Von seinen musikalischen Gefährten im Stich gelassen, verliess Graham Bond seine Heimat England und lebte zwei Jahre lang in den USA. Danach kehrte er zurück, spielte mit Ginger Baker’s Air Force zusammen und tourte eine kurze Zeit zusammen mit der Band von Jack Bruce. Anschliessend unterzeichnete er einen neuen Vertrag bei Vertigo Records und lebte zu dieser Zeit vermutlich drogenfrei. Jedoch befasste er sich zunehmend mit Schwarzer Magie. Er heiratete die Sängerin Diane Stewart, die sich wie Graham Bond für Okkultismus und Schwarze Magie interessierte. Zusammen mit dem Bassisten Rick Grech, der zuvor bei der Supergroup Blind Faith spielte und später zu Roger Chapman's Family wechselte, sowie Victor Brox von der Ainsley Dunbar Retalation wurden für das Swirl Label die beiden Alben "Holy Magick" und "We Put Our Magick On You" eingespielt. Beide Werke blieben erfolglos, was schade ist, denn sie hatten durchaus eine relativ neue und interessante Seite von Graham Bond gezeigt: Okkulter Jazz, der nahe am Freejazz angesiedelt war, dominierte zwar das erste Album "Holy Magick", inklusive esoterischer Beschwörungsformeln und allerlei okkultem Kram, der zudem opulent und bisweilen viel zu ausladend arrangiert war. Doch das zweite Album "We ut Our Magick On You" zeigte einen Graham Bond, der sich wieder zurücknahm, zumindest in esoterischer Hinsicht. Dieses Album geriet zu einem hervorragenden bluesig gefärbten Jazzrock-Werk, das durchaus auf der Höhe der Zeit war und sehr viele qualitative Glanzpunkte aufwies.

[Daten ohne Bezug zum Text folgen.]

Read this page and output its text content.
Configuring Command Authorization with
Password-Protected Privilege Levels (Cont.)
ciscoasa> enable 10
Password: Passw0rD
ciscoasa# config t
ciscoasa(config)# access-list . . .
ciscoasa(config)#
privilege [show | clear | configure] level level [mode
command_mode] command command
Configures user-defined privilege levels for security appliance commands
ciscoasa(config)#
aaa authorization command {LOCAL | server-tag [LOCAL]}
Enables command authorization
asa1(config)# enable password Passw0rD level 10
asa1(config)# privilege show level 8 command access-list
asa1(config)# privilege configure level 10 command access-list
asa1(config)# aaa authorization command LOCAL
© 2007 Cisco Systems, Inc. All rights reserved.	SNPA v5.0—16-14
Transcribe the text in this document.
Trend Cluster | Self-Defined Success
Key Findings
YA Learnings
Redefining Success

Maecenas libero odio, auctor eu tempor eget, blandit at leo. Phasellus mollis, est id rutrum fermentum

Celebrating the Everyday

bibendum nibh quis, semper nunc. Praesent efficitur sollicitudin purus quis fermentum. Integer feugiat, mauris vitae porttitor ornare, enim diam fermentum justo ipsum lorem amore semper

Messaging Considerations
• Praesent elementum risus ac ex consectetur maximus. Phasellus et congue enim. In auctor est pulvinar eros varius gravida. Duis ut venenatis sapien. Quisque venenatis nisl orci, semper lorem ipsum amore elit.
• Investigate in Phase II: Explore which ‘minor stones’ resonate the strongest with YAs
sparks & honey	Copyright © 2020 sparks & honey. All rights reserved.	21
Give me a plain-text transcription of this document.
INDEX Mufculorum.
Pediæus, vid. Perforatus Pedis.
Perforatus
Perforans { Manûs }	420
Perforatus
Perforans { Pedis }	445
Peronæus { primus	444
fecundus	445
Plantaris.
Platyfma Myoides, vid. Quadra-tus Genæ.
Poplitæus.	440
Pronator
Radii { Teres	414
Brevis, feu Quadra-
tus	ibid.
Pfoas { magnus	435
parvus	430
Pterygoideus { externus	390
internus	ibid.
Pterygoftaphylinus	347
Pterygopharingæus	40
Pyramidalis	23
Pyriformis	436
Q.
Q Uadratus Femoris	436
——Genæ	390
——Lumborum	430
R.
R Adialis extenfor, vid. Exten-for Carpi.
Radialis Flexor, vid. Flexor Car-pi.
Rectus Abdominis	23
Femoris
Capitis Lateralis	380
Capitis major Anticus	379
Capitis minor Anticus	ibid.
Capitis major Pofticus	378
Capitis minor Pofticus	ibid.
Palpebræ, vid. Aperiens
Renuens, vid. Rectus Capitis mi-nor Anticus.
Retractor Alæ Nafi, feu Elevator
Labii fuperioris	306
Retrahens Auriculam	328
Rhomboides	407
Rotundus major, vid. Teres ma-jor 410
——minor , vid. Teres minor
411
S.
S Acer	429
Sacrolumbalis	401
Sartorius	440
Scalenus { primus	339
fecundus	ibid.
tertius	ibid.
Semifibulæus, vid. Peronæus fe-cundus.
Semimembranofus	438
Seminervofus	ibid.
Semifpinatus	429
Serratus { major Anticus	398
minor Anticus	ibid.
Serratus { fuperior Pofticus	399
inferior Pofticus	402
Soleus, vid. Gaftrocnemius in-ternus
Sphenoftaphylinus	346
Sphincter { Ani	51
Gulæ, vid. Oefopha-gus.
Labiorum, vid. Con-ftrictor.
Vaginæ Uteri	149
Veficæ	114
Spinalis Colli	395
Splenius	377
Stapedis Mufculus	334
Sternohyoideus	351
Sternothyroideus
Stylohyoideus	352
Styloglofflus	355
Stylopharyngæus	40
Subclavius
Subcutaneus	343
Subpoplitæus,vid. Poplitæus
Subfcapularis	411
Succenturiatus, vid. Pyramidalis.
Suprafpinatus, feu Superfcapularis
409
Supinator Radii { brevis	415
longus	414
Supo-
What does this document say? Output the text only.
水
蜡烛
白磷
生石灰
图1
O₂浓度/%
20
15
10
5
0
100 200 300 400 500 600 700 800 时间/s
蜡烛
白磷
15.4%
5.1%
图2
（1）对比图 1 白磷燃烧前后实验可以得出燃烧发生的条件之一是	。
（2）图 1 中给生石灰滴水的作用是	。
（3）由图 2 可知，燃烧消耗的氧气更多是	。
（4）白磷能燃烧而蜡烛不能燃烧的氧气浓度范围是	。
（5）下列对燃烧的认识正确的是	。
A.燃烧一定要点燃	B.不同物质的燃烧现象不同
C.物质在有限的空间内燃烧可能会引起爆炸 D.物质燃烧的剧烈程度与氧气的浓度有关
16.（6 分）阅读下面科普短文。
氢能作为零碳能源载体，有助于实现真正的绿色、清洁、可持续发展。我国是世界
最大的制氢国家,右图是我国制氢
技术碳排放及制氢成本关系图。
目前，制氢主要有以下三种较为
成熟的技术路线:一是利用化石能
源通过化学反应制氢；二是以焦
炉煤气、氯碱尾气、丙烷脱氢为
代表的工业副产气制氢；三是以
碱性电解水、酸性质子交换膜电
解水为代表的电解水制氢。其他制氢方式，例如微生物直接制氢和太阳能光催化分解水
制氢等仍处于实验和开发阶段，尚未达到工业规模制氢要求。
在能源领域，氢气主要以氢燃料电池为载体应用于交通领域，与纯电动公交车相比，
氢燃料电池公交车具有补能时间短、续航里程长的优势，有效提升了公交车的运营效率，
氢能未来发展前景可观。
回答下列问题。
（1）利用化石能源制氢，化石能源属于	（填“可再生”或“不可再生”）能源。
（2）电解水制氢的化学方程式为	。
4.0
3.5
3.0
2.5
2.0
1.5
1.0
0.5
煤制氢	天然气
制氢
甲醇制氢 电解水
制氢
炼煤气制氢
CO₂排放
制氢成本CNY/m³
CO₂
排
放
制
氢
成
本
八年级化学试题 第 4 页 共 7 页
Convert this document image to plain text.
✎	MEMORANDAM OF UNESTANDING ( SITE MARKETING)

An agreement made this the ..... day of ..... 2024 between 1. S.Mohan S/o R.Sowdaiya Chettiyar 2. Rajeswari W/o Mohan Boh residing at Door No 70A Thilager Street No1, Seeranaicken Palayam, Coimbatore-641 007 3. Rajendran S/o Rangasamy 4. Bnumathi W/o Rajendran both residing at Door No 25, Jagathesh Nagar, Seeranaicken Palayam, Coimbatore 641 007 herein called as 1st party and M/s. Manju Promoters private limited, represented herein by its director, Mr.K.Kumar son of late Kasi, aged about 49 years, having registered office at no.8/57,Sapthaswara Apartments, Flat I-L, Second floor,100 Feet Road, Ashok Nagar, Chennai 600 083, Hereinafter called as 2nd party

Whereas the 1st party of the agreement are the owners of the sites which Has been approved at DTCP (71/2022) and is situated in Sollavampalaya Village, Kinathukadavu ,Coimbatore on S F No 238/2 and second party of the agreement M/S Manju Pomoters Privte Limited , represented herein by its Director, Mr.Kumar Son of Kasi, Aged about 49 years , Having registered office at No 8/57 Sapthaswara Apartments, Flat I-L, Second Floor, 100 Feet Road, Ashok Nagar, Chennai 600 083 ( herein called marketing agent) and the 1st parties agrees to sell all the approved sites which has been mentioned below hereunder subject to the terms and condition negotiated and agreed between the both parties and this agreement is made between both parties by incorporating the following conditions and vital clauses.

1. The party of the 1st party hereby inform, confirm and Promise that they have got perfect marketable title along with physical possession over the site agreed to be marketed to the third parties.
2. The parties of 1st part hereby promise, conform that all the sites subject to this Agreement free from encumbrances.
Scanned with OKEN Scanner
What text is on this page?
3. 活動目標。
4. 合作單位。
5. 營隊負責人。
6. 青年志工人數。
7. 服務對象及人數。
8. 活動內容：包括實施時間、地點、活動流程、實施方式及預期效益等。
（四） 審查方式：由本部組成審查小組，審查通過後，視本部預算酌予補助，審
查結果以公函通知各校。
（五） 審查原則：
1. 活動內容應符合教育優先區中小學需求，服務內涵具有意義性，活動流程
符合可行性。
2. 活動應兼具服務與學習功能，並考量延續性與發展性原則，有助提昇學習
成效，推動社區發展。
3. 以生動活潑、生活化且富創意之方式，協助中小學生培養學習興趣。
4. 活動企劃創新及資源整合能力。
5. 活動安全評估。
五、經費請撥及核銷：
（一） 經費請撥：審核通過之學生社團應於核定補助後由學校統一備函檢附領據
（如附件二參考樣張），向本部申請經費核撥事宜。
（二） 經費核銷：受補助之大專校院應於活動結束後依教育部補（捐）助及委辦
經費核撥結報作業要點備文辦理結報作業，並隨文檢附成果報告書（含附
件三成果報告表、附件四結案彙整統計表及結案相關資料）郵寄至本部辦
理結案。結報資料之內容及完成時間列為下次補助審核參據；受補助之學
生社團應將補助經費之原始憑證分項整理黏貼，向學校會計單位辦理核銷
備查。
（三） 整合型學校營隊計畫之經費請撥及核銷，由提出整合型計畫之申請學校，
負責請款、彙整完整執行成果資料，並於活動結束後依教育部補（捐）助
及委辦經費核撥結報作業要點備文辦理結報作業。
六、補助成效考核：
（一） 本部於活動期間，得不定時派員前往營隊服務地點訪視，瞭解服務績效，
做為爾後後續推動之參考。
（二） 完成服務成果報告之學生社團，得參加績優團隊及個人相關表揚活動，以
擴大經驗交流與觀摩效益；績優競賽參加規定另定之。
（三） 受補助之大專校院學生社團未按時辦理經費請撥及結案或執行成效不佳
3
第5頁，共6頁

"We Put Our Magick On You" wie eine signifikante Aenderung gegenüber dem zuvor veröffentlichten "Holy Magick" Album auf: Dieses Werk trug wesentlich mehr östliche Mythologien in den Vordergrund. Zierte bei "Holy Magick" noch die Kultstätte Stonehenge das Plattencover, so stellte Bond nun den Tattwa Symbolismus der Hindu Philosophie in den Vordergrund: Fünf farbige Symbole, die für die vier Elemente plus Aether standen. Musikalisch war dieses Album wesentlich besser als das erste, ging abe leider komplett unter, nachdem sich seine treue Anhängerschaqft zu sehr vom Vorgänger "Holy Magick" abschrecken liess. Graham Bond haderte einmal mehr mit sich selbst, zog nicht zum erstenmal in seiner an eine Achterbahnfahrt erinnernden Karriere konsequenterweise erneut den Stecker und suchte - wieder einmal -  nach einer neuen Herausforderung.

Er fand sie in der Zusammenarbeit mit dem legendären Cream-Texter und Dichter Pete Brown, mit welchem Bond dann kurze Zeit später das Album "Two Heads Are Better Than One" realisierte. Es folgte ein bis 2008 nicht veröffentlichtes Album mit der John Dummer Blues Band, das 1973 aufgenommen, in den Archiven blieb. Seine Ehe mit Diane Stewart war kurz zuvor zu Bruch gegangen, und er suchte erneut einen musikalischen Halt. Nächste Station war seine Gruppe Magus, mit der er aber nur wenige Monate lang spielte und mit ihr auch keine Veröffentlichungen realisieren konnte. Gegen Ende 1973 entdeckte Bond den amerikanischen Singer und Songwriter Mick Lee, mit welchem er gemeinsame Konzerte bestritt, aber ebenfalls keine Aufnahmen tätigte. Pläne, wonach in eine gemeinsame Band auch der ehemalige Traffic-Musiker Chris Wood eintreten sollte, zerschlugen sich ebenso wie eine eventuelle Nachfolge für den Schweizer Keyboarder Patrick Moraz als Ersatz bei der Progressive Rockband Refugee, als Graham Bond sich am 8. Mai 1974 überraschend das Leben nahm, als er sich, finanziell am Ende und ohne künstlerische Anerkennung in der Londoner U-Bahnstation Finsbury Park vor einen einfahrenden Zug stürzte. Graham Bond konnte erst Tage später identifiziert werden. Endgültig geklärt werden konnte das Rätsel um seinen Tod nicht. Graham Bond erhielt posthum noch einmal traurige Bekanntheit, als herauskam, dass er in den letzten Monaten seines Lebens eine sexuelle Beziehung zu seiner Stieftochter gehabt haben soll.